Northamptonshire's mystery Lotto winner finally comes up with lucky £1million ticket
Camelot is urging players to check their numbers
National Lottery bosses have confirmed a mystery £1million winner from Northamptonshire has come forward to claim their pile of cash after enlisting the help of this newspaper to help find them.
The winner matched five main numbers and Bonus Ball in the February 27 draw but Camelot, which runs the Lotto, put out appeals for the lucky ticket-holder to come forward after the money went unclaimed for nearly three weeks.
The only clue they had was the ticket was bought somewhere in Northamptonshire and so launched their appeal for players to urgently check their numbers.
That night's winning Lotto numbers were 4, 33, 36, 39, 45, 49 and the bonus ball was 20.
Finally, the winning ticket landed at Lotto HQ within the 180-day time limit and now the holder faces an anxious wait to have their prize confirmed.
Once the ticket has been validated and paid, the ticket-holder will then decide whether or not to go public and share their amazing news. There will be no information on whether it is an individual or syndicate winner, or where the ticket was purchased, unless the ticket-holder decides to go public.
Camelot’s Andy Carter, senior winners’ advisor at The National Lottery, said, “What amazing news for this lucky ticket-holder who has claimed their prize. We will now focus on supporting the ticket-holder through the process.
“In the current situation, we’re encouraging everyone to check their tickets online at national-lottery.co.uk or by downloading the National Lottery app, and to only buy their tickets in retail in line with government guidance.

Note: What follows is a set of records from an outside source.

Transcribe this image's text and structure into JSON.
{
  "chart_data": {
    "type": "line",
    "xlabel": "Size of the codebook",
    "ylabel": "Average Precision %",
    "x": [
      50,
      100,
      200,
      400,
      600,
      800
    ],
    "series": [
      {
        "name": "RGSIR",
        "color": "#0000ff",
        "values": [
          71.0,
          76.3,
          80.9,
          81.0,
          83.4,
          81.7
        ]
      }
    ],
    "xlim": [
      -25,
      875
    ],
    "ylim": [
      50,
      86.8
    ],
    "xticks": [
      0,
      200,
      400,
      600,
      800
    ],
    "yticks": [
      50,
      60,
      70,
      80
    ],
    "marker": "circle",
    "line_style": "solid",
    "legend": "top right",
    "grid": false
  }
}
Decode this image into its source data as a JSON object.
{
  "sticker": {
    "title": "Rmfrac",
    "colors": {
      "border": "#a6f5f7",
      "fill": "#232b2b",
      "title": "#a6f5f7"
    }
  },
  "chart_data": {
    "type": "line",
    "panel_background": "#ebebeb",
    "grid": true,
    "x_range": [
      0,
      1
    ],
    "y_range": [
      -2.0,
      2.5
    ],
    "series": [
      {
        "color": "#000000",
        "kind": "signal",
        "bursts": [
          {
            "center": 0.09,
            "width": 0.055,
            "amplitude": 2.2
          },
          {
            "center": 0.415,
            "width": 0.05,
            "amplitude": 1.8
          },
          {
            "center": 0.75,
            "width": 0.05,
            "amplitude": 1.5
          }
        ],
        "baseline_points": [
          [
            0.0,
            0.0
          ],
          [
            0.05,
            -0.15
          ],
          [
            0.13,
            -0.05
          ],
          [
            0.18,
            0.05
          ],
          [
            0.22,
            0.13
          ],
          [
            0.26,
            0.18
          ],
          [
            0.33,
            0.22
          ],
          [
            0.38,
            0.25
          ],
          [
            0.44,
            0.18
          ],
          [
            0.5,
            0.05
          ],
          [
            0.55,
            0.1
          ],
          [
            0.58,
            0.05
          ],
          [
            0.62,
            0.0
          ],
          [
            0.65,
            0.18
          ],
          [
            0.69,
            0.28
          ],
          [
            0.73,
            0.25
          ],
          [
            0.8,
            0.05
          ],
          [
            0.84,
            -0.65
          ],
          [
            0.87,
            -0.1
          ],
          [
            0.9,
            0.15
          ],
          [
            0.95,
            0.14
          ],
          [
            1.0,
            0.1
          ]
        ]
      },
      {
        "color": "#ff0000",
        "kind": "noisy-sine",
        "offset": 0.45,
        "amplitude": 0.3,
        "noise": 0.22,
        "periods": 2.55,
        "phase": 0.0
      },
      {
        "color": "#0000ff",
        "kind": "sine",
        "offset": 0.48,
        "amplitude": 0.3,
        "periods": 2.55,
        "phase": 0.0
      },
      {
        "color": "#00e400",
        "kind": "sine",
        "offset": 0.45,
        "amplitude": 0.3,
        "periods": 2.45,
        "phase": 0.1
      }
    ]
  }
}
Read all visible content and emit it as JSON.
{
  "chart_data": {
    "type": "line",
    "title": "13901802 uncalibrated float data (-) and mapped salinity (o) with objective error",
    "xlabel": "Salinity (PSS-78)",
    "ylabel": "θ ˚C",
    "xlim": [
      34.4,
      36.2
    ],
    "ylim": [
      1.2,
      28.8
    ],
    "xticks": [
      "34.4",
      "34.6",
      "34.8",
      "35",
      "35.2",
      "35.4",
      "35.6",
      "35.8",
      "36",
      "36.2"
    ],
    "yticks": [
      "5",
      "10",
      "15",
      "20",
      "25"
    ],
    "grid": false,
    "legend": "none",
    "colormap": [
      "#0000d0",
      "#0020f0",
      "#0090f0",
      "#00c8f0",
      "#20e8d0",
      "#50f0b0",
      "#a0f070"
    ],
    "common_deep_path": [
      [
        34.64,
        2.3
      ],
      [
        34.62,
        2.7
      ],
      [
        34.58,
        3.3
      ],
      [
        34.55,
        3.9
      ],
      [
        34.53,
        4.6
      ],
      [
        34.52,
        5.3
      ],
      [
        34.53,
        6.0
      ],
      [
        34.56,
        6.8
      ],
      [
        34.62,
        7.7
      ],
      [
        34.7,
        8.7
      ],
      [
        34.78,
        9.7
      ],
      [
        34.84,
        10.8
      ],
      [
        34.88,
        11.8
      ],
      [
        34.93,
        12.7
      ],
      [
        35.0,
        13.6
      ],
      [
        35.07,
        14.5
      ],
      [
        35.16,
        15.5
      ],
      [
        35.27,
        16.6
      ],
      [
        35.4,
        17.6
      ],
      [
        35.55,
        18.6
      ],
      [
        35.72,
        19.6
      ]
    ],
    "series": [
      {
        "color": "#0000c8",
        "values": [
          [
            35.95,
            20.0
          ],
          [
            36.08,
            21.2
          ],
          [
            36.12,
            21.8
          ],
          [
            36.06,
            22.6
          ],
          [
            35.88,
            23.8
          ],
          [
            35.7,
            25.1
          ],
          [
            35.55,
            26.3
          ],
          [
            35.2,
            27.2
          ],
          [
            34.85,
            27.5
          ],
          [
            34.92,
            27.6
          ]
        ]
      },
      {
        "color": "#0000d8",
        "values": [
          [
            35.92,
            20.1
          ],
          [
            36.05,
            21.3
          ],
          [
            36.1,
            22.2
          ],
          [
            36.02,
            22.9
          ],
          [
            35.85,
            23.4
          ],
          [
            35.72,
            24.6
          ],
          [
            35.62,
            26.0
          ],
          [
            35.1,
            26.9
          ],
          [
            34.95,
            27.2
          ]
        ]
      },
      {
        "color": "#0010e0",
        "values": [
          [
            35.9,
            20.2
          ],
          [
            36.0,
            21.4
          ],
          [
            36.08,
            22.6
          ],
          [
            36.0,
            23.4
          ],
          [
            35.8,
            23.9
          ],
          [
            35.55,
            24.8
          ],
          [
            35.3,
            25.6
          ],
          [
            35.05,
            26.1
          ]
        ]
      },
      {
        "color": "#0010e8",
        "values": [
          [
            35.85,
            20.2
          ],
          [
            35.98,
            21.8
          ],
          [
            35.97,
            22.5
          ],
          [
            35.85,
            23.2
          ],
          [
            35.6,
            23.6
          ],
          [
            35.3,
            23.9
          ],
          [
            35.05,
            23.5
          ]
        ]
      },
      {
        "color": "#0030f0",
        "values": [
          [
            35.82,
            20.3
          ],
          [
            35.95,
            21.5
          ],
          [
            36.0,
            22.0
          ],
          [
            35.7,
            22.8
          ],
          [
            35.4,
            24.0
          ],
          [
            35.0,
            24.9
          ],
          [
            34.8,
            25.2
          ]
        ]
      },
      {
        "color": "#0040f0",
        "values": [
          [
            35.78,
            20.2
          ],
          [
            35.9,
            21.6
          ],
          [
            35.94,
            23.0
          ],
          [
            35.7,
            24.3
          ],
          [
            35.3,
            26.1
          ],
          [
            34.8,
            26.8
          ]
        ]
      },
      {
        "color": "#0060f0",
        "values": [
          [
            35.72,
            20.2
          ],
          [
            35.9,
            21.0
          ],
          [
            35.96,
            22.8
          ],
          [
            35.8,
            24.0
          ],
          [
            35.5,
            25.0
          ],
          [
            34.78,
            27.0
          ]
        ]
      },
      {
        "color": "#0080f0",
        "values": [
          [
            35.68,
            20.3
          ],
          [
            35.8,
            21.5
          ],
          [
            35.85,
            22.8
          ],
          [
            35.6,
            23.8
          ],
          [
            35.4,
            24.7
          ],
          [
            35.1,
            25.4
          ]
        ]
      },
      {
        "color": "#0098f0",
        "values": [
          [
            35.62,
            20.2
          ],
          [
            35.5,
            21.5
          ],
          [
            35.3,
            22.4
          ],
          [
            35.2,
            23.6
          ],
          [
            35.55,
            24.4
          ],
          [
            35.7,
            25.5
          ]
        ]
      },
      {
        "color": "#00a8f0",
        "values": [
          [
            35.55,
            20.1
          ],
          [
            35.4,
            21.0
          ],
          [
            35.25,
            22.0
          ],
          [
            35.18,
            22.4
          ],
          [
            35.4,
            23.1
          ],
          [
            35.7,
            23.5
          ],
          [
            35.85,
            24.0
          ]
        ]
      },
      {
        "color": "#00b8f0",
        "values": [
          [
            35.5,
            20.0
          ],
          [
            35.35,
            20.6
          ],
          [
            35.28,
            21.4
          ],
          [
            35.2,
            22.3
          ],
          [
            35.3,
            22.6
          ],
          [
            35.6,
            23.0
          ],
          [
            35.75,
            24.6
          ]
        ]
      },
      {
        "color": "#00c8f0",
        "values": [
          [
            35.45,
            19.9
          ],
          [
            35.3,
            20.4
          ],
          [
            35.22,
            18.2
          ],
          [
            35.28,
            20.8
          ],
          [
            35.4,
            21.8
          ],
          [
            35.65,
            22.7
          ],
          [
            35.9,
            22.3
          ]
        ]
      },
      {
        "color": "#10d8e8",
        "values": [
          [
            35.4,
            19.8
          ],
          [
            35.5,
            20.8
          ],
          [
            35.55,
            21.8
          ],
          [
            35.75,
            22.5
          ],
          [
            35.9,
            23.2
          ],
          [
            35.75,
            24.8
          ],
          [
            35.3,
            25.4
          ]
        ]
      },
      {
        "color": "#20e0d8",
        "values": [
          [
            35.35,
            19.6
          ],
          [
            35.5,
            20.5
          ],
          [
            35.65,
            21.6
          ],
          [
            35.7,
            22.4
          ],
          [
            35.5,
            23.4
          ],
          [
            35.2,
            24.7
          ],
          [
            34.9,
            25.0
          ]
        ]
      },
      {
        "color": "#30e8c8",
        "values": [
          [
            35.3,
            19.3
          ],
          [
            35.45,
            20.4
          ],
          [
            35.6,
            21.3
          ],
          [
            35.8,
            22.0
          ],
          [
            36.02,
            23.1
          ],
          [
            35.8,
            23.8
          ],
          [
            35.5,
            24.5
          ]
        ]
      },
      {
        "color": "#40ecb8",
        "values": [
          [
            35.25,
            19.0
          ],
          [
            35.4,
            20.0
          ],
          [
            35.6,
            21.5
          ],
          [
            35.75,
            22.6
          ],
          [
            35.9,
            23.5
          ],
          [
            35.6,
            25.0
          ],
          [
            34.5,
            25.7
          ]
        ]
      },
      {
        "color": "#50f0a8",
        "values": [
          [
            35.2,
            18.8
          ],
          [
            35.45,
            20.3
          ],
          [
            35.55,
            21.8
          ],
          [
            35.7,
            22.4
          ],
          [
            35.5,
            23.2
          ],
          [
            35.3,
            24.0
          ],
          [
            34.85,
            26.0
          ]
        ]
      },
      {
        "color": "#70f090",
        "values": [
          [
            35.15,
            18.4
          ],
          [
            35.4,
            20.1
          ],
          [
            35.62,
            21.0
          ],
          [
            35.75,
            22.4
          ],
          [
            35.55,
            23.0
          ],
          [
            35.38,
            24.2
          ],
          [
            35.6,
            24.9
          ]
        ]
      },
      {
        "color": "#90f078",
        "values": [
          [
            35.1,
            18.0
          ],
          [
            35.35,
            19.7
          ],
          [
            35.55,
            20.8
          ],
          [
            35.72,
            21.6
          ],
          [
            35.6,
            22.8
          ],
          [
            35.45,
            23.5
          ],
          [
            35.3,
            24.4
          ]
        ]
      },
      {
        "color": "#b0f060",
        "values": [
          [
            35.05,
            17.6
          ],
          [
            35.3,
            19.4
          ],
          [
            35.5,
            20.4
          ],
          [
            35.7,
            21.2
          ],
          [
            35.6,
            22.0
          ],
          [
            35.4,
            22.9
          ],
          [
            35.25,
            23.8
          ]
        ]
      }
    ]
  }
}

"Playing online via the website or app means that your ticket is checked, and you get an email notification if you win a prize. You can also scan your retail tickets on the National Lottery app to check if you're a winner.”
Thanks to National Lottery players, more than £1billion is being used by charities and organisations affected by the impact of the coronavirus outbreak, which includes over £400million in funding support from the National Lottery Community Fund which is being used to help groups best placed to support people and communities through the crisis.